Not all children loathe school like we did, but I would imagine that the vast majority still would rather that summer never ended. Frolicking in the yard with friends, going swimming and catching a movie is sure a whole heckuva lot more fun that sitting in a geography class.

Back in the day, most kids, especially those in our area and throughout Ohio and much of the rest of the United States, really, started school a day or two after Labor Day and got out sometime in early June. Now kids begin and end the school year at all different times.

For instance, students in some states in the South have already been back for a week or two. Many students locally will begin classes next week. But children in some states contiguous to Ohio won’t return until the traditional post-Labor Day time.

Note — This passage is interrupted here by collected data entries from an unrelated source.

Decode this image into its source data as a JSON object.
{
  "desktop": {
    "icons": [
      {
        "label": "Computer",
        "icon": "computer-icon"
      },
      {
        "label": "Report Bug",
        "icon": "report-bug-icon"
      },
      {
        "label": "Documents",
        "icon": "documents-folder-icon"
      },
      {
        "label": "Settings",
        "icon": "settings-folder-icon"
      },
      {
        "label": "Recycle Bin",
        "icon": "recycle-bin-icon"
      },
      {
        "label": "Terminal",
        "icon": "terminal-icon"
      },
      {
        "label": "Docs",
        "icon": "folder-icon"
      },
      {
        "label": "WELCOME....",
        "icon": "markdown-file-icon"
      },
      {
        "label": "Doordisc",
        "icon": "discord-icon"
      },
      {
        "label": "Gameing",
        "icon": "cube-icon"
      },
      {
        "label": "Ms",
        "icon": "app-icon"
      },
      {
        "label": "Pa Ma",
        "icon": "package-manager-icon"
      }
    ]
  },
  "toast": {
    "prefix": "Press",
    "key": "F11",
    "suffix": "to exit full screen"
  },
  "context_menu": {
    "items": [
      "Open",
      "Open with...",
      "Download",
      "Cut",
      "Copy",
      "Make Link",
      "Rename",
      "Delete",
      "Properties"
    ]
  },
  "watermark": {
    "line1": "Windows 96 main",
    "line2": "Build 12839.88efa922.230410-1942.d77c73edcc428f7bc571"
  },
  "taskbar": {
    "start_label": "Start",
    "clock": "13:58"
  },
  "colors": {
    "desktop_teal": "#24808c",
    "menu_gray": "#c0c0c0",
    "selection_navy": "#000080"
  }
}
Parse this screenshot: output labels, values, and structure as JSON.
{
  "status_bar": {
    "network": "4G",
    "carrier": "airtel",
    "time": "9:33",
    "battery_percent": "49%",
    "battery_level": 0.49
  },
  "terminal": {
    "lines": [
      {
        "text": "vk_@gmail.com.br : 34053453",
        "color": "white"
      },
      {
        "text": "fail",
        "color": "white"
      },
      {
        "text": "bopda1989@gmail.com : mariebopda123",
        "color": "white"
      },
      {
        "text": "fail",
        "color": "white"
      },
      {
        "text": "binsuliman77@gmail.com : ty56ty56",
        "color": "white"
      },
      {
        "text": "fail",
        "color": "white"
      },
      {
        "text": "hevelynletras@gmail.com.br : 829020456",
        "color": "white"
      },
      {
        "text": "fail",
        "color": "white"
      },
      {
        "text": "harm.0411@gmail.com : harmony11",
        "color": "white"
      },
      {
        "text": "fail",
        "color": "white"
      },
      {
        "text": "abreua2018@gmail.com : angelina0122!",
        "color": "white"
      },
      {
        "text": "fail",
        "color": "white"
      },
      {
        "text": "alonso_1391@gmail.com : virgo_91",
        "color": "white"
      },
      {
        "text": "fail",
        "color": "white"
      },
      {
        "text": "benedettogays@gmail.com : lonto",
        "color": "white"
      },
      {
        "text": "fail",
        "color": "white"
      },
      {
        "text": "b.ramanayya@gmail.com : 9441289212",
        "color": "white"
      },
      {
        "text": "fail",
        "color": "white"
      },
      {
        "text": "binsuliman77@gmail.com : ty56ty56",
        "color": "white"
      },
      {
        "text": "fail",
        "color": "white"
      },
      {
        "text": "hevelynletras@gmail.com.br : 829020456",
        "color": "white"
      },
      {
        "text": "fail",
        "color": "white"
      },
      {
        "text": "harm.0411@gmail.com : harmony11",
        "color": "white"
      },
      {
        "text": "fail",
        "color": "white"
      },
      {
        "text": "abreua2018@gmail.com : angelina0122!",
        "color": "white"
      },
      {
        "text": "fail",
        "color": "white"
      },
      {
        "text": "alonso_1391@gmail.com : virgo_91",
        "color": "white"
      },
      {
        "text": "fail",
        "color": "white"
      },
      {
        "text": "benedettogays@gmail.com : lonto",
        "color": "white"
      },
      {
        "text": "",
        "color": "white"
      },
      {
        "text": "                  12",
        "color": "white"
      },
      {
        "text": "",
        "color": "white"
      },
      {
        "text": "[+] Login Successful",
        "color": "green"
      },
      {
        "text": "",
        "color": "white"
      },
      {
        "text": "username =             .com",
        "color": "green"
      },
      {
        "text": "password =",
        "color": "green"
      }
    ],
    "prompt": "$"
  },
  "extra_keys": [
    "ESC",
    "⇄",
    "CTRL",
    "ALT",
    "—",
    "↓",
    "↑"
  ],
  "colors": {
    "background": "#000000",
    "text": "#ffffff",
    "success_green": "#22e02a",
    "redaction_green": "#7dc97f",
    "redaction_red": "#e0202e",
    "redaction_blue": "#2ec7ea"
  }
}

So, then, again with the belief that many students would much prefer to stay in vacation mode indefinitely, what would they choose if they could pick their own poison? Would they rather start earlier – in late August – and get out at the end of May? Or would they want to start later and get out later?

Those are good questions, for which there are no perfect answers.

By starting early, students are giving up those always-warm last two weeks of August – by the time Labor Day rolls around, summer vacation is nothing but a distant memory – but they are gaining that time just after Memorial Day when the weather finally turns nice for good in Ohio.      

By starting later, they gain August, but on the downside – and a big one, at that – they are still in school just two weeks or so short of the Fourth of July, which signals the unofficial midway point of summer.


The problem is, students don’t get a choice in this matter. The school schedule is put together and finalized by adults.

And, as always seems to be the case with adults, they can’t agree.

Those who run summer entertainment venues such as amusement parks, swimming pools and pro baseball teams like to have their support staffs available to work through the Labor Day weekend, which is the traditional end of summer.

Some schools that begin early do so, in part, to have students back to attend the opening football games of the year. Football is the biggest sport for most schools and attracts the biggest crowds. That much-needed revenue is used throughout the athletic department.

It would be great if summer vacation could last the entire so-called summer season, from Memorial Day to Labor Day, but it’s just not possible. With all the holidays and days off during s a school year, there aren’t enough days left to fill out the required, state-mandated school schedule. To the disappointment of a lot of people of various ages, there simply has to be some school attendance from the end of May to the beginning of September.

As such, school districts, areas, regions and states have to pick their poison.

Maybe the answer is year-round school.


Or maybe not. People might choose to take a whack on the backside instead of that.